Challenges in Implementing VUIs on Websites
However, they are limitations and challenges that make implementing VUIs on websites difficult. I outline some of the relevant issues in this section.
Handling Dynamic Web Elements
Web applications often contain dynamic elements that can change in real-time or based on user interactions. For example, if a user says, "Click the second button," but the web page dynamically reorders the buttons, the VUI system must adapt to these changes and still perform the intended action accurately. Handling dynamic elements requires robust strategies, such as utilizing unique identifiers or utilizing DOM traversal techniques to locate elements reliably.
Ambiguous Commands
Spoken commands can sometimes be ambiguous or need more context for the system to understand the user's intent clearly. For instance, if a user says, "Delete it," without specifying what needs to be deleted, the VUI system needs to ask clarifying questions or make educated guesses based on the context. Resolving ambiguity requires advanced natural language processing techniques, context-aware algorithms, and user prompts to ensure accurate interpretation and execution of commands.

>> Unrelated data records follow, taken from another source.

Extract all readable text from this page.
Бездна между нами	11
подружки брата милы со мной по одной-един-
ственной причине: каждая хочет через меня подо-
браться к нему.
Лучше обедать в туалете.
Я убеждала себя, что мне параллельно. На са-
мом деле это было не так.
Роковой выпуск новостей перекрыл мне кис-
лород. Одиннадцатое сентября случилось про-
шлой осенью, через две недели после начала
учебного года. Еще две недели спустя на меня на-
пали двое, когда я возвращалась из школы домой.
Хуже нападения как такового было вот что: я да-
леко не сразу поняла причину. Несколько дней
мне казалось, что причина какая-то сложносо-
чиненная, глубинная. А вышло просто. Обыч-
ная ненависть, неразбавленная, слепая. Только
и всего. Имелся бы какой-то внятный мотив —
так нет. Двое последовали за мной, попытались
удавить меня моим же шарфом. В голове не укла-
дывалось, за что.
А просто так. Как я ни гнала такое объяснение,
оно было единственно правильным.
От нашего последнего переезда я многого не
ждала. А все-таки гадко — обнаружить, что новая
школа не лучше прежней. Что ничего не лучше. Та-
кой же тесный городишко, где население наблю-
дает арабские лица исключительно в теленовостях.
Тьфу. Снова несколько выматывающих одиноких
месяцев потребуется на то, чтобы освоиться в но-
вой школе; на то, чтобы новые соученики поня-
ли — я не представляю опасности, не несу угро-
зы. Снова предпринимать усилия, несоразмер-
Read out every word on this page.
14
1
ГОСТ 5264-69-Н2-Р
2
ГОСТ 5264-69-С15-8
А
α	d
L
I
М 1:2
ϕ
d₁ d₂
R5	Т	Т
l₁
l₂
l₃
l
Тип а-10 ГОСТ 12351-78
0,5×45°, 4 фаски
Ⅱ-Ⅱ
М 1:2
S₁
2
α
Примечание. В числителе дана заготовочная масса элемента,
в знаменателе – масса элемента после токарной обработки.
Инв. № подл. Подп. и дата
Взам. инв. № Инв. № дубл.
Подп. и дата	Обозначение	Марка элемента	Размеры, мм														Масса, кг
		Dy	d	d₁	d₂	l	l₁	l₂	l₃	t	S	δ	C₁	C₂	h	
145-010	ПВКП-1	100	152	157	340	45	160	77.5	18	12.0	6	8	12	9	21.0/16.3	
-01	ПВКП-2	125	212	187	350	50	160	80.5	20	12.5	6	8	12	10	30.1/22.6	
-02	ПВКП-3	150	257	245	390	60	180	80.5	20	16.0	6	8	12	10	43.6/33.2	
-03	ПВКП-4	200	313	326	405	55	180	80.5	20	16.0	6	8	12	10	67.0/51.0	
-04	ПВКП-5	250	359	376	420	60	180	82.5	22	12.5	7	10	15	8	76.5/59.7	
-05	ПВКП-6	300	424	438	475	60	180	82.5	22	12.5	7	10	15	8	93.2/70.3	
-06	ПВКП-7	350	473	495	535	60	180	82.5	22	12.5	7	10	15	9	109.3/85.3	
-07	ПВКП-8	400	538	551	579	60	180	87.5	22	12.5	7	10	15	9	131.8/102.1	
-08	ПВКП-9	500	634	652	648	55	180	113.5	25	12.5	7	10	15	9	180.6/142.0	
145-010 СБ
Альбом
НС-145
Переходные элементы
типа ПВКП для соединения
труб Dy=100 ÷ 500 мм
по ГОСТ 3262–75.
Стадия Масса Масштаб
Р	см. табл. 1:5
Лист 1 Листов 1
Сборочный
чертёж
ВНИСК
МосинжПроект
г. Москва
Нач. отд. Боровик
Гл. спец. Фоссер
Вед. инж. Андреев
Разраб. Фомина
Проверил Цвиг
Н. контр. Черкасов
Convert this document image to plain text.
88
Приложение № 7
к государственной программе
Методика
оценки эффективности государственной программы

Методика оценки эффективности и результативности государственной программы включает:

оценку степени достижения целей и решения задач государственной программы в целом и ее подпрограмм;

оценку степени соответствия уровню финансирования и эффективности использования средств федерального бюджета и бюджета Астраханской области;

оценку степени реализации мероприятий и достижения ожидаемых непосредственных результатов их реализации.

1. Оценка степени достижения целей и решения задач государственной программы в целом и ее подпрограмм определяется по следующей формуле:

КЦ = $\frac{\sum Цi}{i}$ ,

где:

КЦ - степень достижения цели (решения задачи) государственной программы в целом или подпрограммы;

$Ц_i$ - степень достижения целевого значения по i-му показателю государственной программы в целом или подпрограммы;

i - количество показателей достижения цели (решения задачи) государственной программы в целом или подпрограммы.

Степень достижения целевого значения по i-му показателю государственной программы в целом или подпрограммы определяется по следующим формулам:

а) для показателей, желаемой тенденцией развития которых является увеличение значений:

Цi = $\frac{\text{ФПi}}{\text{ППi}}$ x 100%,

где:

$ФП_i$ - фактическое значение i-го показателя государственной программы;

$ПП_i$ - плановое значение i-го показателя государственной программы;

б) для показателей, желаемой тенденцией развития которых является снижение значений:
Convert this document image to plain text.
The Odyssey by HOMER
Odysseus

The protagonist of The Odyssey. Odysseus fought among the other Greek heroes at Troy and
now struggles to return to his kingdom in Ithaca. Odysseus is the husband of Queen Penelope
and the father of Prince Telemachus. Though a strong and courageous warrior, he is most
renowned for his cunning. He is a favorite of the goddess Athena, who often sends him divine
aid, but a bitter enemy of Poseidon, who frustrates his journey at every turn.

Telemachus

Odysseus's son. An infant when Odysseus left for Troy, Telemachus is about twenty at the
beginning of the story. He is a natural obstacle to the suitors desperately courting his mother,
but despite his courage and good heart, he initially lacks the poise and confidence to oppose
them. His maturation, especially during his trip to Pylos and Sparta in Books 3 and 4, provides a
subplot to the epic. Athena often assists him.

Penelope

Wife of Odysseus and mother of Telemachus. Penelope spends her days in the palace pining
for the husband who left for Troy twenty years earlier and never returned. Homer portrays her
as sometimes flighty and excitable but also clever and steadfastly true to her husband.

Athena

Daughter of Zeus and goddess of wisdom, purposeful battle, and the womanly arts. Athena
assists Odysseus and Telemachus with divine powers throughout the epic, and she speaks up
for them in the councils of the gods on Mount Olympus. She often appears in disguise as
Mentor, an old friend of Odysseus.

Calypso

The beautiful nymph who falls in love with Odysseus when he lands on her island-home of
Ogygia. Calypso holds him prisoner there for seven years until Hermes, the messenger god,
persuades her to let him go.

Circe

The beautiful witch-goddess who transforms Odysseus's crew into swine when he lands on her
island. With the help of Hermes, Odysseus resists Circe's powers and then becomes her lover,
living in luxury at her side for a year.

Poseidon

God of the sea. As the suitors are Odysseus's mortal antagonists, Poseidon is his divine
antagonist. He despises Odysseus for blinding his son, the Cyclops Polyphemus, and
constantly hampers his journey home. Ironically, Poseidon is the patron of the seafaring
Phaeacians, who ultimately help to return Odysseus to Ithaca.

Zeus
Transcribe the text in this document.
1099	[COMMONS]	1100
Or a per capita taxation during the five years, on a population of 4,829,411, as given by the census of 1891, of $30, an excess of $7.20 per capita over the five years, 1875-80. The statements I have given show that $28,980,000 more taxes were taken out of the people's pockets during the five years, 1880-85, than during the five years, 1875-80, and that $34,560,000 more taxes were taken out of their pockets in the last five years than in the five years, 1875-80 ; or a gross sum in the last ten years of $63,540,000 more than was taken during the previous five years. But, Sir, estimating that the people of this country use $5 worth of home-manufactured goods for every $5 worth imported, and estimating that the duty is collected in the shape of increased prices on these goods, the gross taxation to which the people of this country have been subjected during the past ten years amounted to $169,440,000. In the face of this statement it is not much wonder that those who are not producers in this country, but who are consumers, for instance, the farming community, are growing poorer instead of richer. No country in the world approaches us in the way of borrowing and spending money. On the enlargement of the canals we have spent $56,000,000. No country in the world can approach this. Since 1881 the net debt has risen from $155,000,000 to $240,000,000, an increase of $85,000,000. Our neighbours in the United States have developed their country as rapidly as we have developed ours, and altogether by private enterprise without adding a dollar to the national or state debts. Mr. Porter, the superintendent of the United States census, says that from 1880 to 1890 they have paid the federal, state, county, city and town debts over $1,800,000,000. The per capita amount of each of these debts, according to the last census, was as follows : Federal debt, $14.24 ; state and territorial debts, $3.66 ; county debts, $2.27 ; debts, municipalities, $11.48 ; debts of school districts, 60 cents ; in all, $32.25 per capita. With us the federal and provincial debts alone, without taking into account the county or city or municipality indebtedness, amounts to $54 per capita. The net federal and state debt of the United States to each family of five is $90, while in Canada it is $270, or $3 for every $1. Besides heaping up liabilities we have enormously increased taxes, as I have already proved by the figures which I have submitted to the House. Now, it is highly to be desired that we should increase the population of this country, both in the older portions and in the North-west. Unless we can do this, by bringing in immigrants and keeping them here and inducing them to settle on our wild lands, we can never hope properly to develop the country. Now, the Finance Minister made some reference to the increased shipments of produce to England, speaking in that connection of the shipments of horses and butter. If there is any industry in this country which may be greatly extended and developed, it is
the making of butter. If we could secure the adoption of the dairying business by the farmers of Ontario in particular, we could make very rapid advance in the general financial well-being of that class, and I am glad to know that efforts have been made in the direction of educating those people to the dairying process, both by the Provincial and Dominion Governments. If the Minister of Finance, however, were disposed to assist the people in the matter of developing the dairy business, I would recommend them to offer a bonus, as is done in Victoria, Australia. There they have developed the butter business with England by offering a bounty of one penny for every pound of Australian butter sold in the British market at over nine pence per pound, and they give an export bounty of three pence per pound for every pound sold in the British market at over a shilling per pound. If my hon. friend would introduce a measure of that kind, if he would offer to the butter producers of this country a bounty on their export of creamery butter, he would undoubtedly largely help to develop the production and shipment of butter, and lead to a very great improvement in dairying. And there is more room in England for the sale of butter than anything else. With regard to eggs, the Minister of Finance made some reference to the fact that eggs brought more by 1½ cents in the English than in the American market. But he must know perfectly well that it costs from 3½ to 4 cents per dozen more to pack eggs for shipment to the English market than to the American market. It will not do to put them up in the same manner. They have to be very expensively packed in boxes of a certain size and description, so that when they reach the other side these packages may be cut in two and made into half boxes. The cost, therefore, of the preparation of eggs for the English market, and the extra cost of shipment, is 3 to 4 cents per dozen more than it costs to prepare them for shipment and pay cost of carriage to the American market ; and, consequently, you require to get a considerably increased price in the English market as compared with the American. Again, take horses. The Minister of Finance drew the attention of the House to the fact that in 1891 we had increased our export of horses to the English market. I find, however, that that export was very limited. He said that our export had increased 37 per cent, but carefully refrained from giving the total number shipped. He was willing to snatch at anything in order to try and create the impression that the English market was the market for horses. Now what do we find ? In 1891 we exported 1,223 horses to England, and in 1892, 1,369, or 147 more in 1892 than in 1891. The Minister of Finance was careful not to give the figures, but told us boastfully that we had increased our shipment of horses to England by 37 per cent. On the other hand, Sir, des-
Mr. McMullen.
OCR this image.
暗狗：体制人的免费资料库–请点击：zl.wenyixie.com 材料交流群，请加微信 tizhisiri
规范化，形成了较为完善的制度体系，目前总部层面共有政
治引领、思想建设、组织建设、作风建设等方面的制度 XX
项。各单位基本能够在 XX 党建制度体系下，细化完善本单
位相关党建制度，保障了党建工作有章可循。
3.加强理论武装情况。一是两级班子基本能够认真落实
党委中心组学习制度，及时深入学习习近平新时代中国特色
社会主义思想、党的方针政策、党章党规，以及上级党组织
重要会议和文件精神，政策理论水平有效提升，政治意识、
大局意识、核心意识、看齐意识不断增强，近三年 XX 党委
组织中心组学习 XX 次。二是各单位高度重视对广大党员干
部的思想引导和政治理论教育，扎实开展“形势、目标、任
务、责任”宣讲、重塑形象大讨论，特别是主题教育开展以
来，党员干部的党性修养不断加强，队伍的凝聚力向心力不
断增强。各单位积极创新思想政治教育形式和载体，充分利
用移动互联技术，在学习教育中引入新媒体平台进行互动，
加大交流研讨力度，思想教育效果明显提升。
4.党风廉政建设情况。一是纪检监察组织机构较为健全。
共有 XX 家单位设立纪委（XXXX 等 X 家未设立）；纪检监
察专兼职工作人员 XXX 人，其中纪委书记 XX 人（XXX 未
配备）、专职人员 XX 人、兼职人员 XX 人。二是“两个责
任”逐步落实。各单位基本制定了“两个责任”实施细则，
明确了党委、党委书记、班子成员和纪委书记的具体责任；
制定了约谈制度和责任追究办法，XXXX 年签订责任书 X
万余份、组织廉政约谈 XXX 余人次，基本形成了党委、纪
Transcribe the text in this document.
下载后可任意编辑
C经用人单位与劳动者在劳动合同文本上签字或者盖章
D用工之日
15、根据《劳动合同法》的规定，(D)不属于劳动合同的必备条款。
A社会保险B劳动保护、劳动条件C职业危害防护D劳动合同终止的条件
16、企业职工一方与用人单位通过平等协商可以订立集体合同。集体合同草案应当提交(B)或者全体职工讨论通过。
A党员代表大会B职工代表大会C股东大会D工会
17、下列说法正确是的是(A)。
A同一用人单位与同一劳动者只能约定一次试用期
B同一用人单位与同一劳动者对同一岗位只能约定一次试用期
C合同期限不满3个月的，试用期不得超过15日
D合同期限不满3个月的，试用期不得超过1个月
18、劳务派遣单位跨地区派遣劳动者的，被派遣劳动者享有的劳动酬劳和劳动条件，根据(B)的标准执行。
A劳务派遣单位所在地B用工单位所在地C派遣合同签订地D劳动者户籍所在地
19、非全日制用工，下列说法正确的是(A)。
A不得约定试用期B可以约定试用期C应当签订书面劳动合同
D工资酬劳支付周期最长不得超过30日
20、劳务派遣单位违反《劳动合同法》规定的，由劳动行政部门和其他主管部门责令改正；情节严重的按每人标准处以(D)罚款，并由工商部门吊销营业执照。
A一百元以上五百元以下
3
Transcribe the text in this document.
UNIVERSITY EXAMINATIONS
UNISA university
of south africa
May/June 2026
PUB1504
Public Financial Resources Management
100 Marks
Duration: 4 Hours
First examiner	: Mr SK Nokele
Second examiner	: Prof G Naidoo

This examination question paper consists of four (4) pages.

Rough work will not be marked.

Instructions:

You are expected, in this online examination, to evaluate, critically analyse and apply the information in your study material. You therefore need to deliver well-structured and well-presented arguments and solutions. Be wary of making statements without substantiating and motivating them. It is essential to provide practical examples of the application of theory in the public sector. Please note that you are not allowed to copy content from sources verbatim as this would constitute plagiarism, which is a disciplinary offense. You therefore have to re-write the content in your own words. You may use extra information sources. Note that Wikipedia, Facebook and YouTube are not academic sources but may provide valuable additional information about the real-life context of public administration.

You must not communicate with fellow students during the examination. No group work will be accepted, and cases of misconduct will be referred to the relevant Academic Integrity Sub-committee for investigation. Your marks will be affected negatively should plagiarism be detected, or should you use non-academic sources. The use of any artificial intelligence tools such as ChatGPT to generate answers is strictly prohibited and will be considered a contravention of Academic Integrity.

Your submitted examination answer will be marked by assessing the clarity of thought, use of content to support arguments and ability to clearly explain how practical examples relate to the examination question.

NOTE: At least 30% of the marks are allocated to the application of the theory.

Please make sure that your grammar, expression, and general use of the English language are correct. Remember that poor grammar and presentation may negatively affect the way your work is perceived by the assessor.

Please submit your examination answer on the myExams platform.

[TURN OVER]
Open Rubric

Accents and Background Noise
Speech recognition accuracy can be affected by various factors, such as regional accents or background noise. Different accents can pose challenges for speech recognition systems, as they might need help to accurately transcribe words. Additionally, background noise can interfere with speech clarity, leading to misinterpretation of commands. Overcoming these challenges requires robust speech recognition algorithms and techniques, including accent-specific training data and noise reduction algorithms.
There are other challenges, such as user adaptation and integration with existing systems. These challenges can be resolved with robust algorithms, considering user-centric design principles, and leveraging advancements in speech recognition and natural language processing technologies.
Demonstration: A Simple VUI with Speech Recognition
I built a simple VUI with speech recognition. Here’s the demo:
This simple demonstration of a Voice User Interface (VUI) using Speech Recognition technology. The application listens to the user's spoken commands and performs actions on the user interface based on those commands.
In this basic example, the application listens for the "Button" command. When this command is recognized, it simulates a click on a button in the interface.
This demonstration showcases several important aspects of VUI design:
Speech recognition: The application listens to the user's spoken commands and accurately transcribes them into text.
Command processing: The application interprets the recognized text and maps it to an action.
Action execution: The application performs the action on the user interface (in this case, clicking a button).
This demo is a good starting point for anyone interested in developing more complex voice-interactive applications. While simple, it captures the fundamental process of turning speech into action.
Here is the code on Github:
Wrapping up…
The potential of VUIs extends beyond accessibility and convenience. They can provide a more seamless and engaging user experience, allowing users to interact with websites and applications more naturally and conversationally. This can lead to increased productivity, reduced cognitive load, and enhanced accessibility for users with disabilities.
As technology progresses and our understanding of human-computer interaction deepens, the future of VUIs looks promising. It is an exciting time to explore, innovate, and shape the future of web-based voice interfaces.